Urucubaca chinesa

De Elio Gaspari, em O Globo:

Num episódio típico dos primeiros momentos da ditadura, nove chineses foram presos no Rio de Janeiro em abril de 1964. Estavam em missão oficial de um governo que o Brasil não reconhecia formalmente e viram-se acusados de fomentar a subversão comunista com agulhas envenenadas e bombas teleguiadas com formato de pássaros. Alguns apanharam, todos fizeram greve de fome e vagaram por meses pelas cadeias da cidade. Em abril de 1965, quando haviam se transformado numa batata quente para a diplomacia brasileira, foram expulsos do país.

Um deles tornou-se embaixador em Angola e chefiou o setor de América Latina do Ministério das Relações Exteriores da China. Outro tornou-se presidente do Conselho para a Promoção do Comércio Internacional e, nessa condição, conversou com o presidente João Batista Figueiredo em 1984.

— Morei um ano no Rio de Janeiro — disse-lhe o diplomata.

— Então o senhor deve conhecer bem o Brasil.

— Conheço muito pouco, porque fiquei, aquele ano, quase todo preso.

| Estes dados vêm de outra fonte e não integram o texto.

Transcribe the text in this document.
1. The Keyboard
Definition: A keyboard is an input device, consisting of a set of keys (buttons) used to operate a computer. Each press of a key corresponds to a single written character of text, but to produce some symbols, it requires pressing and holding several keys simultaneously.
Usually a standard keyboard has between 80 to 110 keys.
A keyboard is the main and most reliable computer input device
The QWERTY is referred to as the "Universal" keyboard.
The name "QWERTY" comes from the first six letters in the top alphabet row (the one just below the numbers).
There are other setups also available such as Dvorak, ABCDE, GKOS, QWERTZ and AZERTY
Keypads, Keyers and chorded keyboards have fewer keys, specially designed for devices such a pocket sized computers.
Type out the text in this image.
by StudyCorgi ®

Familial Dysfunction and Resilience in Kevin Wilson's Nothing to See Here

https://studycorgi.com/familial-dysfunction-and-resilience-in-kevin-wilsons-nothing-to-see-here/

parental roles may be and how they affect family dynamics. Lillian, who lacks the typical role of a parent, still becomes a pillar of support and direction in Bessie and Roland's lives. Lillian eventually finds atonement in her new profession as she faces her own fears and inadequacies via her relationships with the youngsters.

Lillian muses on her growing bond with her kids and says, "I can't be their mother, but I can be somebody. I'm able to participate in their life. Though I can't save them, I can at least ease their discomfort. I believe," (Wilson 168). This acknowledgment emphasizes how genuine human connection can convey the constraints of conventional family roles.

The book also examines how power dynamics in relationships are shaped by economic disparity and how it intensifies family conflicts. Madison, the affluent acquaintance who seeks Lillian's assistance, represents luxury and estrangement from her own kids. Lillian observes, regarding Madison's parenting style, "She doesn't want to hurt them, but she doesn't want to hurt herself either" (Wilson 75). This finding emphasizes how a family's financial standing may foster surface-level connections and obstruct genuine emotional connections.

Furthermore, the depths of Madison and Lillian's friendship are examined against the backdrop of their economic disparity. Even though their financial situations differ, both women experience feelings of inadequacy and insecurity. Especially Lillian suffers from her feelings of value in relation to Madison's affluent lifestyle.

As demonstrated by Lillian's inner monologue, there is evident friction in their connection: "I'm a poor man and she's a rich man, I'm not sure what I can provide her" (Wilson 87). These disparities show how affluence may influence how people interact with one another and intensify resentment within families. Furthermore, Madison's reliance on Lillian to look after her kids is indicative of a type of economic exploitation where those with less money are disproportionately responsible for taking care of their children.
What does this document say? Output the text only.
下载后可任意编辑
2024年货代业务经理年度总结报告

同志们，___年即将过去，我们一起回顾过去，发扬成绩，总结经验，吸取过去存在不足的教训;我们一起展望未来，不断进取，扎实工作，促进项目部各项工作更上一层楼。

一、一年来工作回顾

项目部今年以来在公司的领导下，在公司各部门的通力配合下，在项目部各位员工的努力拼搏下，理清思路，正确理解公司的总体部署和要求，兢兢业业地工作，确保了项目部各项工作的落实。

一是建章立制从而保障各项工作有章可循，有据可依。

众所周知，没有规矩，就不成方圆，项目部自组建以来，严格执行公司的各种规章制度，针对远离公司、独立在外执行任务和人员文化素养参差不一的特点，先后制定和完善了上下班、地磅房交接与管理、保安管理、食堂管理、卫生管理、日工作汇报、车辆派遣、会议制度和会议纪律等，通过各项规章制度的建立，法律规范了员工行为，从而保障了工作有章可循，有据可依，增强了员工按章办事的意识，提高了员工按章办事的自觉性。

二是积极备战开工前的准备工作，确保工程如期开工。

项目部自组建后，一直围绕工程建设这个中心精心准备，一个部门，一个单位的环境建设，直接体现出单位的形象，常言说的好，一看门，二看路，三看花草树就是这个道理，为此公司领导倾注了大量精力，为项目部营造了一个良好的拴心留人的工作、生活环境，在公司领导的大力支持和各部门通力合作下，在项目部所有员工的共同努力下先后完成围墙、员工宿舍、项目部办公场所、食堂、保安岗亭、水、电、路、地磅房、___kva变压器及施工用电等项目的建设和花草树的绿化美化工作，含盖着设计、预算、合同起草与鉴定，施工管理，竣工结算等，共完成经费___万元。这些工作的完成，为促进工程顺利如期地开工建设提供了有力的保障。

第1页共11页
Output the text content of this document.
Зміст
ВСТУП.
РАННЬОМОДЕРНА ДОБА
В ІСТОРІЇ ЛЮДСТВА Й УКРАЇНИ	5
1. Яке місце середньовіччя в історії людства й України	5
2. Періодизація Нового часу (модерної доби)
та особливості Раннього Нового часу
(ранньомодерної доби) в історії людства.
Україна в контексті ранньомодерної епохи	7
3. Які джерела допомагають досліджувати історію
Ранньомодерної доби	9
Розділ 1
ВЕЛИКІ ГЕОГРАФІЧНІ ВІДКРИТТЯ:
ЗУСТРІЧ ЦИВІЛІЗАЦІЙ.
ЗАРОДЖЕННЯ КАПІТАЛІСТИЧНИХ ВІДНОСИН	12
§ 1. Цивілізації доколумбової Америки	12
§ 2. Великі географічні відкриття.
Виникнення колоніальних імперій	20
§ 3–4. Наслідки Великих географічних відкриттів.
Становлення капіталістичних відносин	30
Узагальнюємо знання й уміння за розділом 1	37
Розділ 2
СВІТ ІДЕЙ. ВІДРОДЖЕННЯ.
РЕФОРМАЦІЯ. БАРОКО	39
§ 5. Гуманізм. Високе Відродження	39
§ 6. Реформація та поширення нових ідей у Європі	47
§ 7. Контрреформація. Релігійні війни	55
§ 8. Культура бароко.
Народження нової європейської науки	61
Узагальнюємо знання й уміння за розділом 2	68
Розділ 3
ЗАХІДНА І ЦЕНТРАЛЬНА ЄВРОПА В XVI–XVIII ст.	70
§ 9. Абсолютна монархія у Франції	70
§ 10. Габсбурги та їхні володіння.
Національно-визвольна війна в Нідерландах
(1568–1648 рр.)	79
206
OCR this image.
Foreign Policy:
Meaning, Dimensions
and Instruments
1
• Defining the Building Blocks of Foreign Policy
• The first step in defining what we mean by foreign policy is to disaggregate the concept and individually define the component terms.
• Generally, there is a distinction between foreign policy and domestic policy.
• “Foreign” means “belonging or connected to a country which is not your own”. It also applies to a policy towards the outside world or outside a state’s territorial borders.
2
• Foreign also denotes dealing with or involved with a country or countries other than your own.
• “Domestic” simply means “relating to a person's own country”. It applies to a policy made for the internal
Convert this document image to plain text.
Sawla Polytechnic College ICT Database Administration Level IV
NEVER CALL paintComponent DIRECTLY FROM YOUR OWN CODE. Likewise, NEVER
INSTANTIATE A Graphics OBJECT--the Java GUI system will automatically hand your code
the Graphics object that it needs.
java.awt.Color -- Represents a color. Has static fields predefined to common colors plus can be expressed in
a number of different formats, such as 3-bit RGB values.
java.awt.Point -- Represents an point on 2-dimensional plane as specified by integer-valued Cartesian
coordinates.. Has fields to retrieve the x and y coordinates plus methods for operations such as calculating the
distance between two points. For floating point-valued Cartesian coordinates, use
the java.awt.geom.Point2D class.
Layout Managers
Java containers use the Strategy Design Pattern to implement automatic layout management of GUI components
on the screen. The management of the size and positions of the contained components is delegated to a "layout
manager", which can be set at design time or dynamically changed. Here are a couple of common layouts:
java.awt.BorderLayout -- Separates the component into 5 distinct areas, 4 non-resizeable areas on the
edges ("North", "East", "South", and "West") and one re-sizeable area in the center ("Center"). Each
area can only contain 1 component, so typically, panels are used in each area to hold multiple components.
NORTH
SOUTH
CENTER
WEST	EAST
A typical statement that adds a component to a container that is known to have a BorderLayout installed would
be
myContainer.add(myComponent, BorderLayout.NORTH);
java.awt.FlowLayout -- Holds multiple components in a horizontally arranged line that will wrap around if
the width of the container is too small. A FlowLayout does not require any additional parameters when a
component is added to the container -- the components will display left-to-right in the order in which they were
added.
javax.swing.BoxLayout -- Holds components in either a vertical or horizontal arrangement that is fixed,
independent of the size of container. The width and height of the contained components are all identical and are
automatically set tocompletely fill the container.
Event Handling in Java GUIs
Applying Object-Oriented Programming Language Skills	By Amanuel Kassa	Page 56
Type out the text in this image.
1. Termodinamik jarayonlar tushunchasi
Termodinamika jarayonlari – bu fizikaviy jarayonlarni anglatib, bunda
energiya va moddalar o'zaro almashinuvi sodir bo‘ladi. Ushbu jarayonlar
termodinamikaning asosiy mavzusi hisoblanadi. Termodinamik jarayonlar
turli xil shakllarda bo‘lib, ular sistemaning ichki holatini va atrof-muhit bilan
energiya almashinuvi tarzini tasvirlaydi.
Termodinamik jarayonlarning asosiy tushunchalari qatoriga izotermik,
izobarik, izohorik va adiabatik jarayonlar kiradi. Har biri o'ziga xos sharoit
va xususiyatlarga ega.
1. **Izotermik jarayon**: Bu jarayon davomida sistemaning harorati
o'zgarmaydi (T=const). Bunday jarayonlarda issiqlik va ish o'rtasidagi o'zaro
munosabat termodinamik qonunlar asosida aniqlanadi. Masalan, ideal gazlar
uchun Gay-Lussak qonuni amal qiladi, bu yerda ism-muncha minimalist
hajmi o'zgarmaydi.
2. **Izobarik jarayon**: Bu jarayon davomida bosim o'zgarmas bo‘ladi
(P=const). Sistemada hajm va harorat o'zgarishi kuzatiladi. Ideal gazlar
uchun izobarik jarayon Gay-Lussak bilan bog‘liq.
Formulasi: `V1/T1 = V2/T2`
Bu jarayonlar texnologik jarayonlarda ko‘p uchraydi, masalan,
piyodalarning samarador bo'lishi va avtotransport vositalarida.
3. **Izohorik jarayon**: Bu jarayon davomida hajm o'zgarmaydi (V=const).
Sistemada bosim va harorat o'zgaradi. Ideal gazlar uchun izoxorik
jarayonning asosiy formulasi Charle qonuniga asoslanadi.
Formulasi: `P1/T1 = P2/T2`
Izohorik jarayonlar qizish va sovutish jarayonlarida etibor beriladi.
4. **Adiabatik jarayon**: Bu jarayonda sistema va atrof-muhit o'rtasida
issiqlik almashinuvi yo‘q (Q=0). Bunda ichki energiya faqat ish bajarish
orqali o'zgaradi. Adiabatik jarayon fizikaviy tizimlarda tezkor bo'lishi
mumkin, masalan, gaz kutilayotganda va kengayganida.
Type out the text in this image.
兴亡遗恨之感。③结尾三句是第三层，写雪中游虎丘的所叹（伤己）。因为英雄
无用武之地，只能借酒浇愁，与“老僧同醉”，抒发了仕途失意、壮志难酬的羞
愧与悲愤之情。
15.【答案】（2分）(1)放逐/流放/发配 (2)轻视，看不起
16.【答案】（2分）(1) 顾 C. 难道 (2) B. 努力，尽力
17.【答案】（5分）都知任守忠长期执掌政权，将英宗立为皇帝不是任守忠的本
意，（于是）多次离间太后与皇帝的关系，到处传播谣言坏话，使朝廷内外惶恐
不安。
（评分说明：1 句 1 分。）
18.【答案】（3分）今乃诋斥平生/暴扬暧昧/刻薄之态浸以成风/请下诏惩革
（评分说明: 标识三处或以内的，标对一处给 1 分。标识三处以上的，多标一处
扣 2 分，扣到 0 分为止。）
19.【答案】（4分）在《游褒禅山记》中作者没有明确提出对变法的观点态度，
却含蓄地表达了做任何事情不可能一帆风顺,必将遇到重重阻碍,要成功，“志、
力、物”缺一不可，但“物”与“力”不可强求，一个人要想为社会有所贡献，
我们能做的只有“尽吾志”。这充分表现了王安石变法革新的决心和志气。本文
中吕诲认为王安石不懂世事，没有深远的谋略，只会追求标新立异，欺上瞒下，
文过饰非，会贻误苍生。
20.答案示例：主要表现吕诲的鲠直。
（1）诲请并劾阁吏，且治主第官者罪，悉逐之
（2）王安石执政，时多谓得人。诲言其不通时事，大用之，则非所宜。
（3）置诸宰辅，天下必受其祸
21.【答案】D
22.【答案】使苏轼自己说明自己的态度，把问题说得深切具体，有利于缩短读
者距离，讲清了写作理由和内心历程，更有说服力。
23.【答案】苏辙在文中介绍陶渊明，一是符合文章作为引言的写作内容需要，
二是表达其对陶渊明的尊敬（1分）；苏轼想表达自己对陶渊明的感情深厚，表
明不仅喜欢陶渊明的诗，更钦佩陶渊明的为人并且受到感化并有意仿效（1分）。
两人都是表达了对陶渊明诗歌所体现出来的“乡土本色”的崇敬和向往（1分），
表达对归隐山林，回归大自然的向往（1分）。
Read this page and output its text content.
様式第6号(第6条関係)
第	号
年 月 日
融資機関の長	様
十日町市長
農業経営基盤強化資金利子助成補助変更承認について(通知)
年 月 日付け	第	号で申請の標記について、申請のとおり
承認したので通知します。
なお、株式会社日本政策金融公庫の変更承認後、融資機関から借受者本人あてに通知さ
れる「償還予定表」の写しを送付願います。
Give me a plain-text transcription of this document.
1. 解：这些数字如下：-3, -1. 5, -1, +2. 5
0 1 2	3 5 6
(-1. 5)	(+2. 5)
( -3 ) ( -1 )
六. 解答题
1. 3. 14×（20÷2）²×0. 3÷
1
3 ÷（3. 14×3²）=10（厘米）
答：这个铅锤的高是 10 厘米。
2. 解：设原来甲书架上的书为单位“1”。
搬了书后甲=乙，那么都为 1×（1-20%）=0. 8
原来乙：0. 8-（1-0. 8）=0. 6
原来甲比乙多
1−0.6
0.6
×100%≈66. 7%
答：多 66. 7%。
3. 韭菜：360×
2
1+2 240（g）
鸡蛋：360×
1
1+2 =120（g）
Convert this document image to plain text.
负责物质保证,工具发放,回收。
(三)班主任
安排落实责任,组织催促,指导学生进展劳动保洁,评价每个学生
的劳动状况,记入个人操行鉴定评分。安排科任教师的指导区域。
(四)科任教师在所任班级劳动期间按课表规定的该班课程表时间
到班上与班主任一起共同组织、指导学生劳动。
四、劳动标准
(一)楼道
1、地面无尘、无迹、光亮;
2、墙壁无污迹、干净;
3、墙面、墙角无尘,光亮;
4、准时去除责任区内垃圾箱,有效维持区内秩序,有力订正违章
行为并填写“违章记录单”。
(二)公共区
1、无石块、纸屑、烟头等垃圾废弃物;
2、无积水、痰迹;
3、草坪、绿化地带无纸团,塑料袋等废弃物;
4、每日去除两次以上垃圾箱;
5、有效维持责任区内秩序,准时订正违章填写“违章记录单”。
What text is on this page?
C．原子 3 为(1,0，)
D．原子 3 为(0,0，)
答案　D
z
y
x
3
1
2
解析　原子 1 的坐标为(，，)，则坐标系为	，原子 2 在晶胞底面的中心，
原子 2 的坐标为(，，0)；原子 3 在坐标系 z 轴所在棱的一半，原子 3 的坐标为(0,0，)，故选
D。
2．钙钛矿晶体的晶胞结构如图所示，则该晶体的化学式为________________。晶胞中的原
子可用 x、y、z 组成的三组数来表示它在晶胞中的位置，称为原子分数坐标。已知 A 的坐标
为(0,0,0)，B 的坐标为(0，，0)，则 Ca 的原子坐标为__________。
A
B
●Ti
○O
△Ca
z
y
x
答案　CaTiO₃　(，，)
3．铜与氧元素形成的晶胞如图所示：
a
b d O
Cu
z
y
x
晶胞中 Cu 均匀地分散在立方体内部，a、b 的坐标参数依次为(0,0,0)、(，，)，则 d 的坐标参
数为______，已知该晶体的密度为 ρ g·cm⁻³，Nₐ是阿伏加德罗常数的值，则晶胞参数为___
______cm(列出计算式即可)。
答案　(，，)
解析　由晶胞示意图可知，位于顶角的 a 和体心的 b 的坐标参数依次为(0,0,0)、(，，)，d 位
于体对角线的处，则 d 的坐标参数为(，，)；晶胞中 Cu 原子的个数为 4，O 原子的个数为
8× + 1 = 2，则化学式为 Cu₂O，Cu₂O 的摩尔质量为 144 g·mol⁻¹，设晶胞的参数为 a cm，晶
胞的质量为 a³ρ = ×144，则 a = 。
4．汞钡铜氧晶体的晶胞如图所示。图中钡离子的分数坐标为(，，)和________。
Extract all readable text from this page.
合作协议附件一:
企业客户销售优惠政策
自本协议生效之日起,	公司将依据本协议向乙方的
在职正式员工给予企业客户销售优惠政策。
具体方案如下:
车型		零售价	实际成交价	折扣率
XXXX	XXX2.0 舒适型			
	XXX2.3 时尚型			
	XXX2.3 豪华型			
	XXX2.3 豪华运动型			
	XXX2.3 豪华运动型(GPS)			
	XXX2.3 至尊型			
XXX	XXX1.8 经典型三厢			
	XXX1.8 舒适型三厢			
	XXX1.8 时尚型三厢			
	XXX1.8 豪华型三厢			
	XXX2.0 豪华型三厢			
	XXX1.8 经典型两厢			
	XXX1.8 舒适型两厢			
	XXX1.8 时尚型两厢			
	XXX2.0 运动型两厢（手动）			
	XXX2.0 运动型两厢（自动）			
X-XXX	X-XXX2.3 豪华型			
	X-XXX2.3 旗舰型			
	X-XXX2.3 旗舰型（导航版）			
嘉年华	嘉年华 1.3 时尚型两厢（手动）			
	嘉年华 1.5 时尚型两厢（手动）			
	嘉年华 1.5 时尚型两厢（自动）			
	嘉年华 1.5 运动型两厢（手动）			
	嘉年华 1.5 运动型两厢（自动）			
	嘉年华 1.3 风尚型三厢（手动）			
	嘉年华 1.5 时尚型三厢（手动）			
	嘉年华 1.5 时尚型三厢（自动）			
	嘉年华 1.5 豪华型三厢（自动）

Os repórteres Ciça Guedes e Murilo Fiuza de Melo contaram toda essa história no livro “O caso dos nove chineses”, que será atualizado e reeditado. Eles descobriram que em 2014, no governo de Dilma Rousseff, os chineses de 1964 foram agraciados com comendas da Ordem do Cruzeiro do Sul. As patacas e os diplomas foram mandados para a embaixada do Brasil em Beijing, mas em maio passado ainda estavam engavetados e não haviam sido entregues aos sobreviventes ou a seus familiares.

O decreto de expulsão dos nove chineses já foi revogado, e a concessão da honraria foi publicada no Diário Oficial. Engavetar as patacas é um caso exemplar da clarividência do então chanceler Azeredo da Silveira quando dizia:

“Tem gente que atravessa a rua só para escorregar na casca de banana da outra calçada”.